Stephanie was staring at him with wide-open eyes. "You would not"----she exclaimed, and then she paused.
"Yes, I would, and will," he answered with a sinister smile. "I and certain friends of mine have planned to make that box our own. The whole scheme is cut and dried; all the arrangements in connection with the journey are known to us; and so carefully have our plans been worked out, that it is next to impossible that we should fail."
"And you, George Crofton, my husband, have sunk to this--that you would become a common robber, a thief, a voleur!"
His face darkened ominously, and the gash in his lip looked as large again as it usually did. "What would you have?" he asked with a snarl. "My cursed ill-luck has driven me to it. I cannot starve, neither will I."

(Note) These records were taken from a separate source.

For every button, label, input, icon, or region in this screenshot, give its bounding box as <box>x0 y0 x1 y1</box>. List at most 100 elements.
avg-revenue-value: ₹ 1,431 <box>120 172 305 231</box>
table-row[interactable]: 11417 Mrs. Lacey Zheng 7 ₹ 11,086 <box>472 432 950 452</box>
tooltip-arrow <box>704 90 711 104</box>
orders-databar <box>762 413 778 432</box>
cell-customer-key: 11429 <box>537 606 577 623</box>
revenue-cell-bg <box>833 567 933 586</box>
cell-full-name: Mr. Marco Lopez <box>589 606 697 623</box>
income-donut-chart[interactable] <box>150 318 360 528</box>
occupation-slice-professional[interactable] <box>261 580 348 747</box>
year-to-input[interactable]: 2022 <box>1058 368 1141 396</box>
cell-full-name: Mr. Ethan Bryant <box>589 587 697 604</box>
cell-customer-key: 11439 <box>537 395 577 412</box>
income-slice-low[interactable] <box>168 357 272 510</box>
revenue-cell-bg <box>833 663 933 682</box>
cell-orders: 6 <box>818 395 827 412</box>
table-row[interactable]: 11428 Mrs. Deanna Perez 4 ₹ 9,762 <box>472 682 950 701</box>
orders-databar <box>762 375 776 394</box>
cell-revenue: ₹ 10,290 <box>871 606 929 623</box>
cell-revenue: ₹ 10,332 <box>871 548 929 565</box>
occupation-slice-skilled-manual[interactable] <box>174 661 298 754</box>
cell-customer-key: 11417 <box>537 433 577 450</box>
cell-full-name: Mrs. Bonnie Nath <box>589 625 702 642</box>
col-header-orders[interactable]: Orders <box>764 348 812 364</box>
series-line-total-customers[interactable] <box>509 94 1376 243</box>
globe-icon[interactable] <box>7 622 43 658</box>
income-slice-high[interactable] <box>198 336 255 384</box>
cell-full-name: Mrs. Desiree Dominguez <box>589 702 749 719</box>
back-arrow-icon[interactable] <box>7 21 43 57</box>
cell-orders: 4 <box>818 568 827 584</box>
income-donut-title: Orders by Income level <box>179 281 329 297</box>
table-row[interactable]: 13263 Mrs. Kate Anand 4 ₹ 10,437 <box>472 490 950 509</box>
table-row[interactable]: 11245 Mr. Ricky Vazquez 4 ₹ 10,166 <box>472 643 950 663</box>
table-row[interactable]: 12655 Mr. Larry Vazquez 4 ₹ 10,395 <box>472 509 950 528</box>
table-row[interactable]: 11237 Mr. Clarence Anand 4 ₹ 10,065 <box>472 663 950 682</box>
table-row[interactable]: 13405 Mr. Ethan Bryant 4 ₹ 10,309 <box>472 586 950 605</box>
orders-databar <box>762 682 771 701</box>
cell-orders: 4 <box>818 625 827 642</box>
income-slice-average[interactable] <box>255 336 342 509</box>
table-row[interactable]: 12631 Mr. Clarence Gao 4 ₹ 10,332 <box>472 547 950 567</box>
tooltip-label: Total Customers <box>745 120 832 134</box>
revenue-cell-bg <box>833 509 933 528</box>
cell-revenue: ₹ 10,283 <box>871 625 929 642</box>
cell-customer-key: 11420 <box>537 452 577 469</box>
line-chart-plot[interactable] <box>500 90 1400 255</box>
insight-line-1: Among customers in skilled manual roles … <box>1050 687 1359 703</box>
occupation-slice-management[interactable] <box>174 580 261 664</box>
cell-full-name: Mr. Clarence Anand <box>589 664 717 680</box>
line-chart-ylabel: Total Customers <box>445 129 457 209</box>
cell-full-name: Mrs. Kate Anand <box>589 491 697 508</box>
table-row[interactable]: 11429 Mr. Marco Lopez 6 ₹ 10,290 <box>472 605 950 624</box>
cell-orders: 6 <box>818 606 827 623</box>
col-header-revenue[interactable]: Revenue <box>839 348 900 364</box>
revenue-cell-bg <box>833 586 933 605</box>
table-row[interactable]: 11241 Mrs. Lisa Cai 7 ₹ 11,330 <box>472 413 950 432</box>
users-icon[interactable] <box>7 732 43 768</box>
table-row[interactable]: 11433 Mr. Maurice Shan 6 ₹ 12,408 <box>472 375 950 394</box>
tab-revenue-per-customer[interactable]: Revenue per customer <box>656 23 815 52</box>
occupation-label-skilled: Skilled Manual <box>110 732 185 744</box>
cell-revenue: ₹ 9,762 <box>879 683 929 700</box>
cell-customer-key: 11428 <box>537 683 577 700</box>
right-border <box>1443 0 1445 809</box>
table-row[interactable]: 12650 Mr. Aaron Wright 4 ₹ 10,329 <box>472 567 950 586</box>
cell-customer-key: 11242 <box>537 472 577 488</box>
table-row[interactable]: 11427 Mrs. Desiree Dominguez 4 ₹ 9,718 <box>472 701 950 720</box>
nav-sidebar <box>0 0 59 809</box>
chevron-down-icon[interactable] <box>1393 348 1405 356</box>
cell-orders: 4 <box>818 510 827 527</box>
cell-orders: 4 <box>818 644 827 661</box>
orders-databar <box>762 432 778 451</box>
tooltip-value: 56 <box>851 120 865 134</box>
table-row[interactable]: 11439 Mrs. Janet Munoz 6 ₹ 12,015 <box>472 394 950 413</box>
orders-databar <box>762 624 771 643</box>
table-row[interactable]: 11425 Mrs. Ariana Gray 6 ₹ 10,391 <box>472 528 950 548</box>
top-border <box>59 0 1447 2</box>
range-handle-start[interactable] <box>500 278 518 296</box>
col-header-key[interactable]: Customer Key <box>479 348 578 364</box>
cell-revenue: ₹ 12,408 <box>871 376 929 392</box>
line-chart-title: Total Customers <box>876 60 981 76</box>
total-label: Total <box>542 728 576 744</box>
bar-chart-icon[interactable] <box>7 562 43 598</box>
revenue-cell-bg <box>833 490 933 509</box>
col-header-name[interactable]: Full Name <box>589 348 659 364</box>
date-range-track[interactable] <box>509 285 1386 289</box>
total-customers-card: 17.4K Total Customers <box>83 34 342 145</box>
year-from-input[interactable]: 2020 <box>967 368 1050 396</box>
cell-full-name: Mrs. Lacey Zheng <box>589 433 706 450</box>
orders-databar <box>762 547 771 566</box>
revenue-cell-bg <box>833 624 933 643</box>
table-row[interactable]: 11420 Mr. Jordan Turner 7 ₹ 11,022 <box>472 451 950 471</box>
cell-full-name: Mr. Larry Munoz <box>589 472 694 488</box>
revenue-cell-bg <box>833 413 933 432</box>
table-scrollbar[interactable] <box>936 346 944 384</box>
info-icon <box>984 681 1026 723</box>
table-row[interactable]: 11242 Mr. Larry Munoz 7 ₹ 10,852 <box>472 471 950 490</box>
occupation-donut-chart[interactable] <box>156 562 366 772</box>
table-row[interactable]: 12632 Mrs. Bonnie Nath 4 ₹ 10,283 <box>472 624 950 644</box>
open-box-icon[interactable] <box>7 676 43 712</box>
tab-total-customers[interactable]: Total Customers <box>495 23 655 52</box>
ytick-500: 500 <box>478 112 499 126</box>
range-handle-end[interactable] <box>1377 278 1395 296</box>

For a little while neither spoke.
"I didn't think you would take my news like this, Steph," he said presently. "Think of the prize! How is it possible for a man fixed as I am to resist trying to make it his own? One half comes to me because the plan is mine, but of course I can't work without confederates. My share will be worth ten thousand at the very least; and then, hey presto for the New World and a fresh start in life with a clean slate!--What say you, Steph?"
"At present, I say nothing more than I have said already," she answered coldly. "I must have time to think."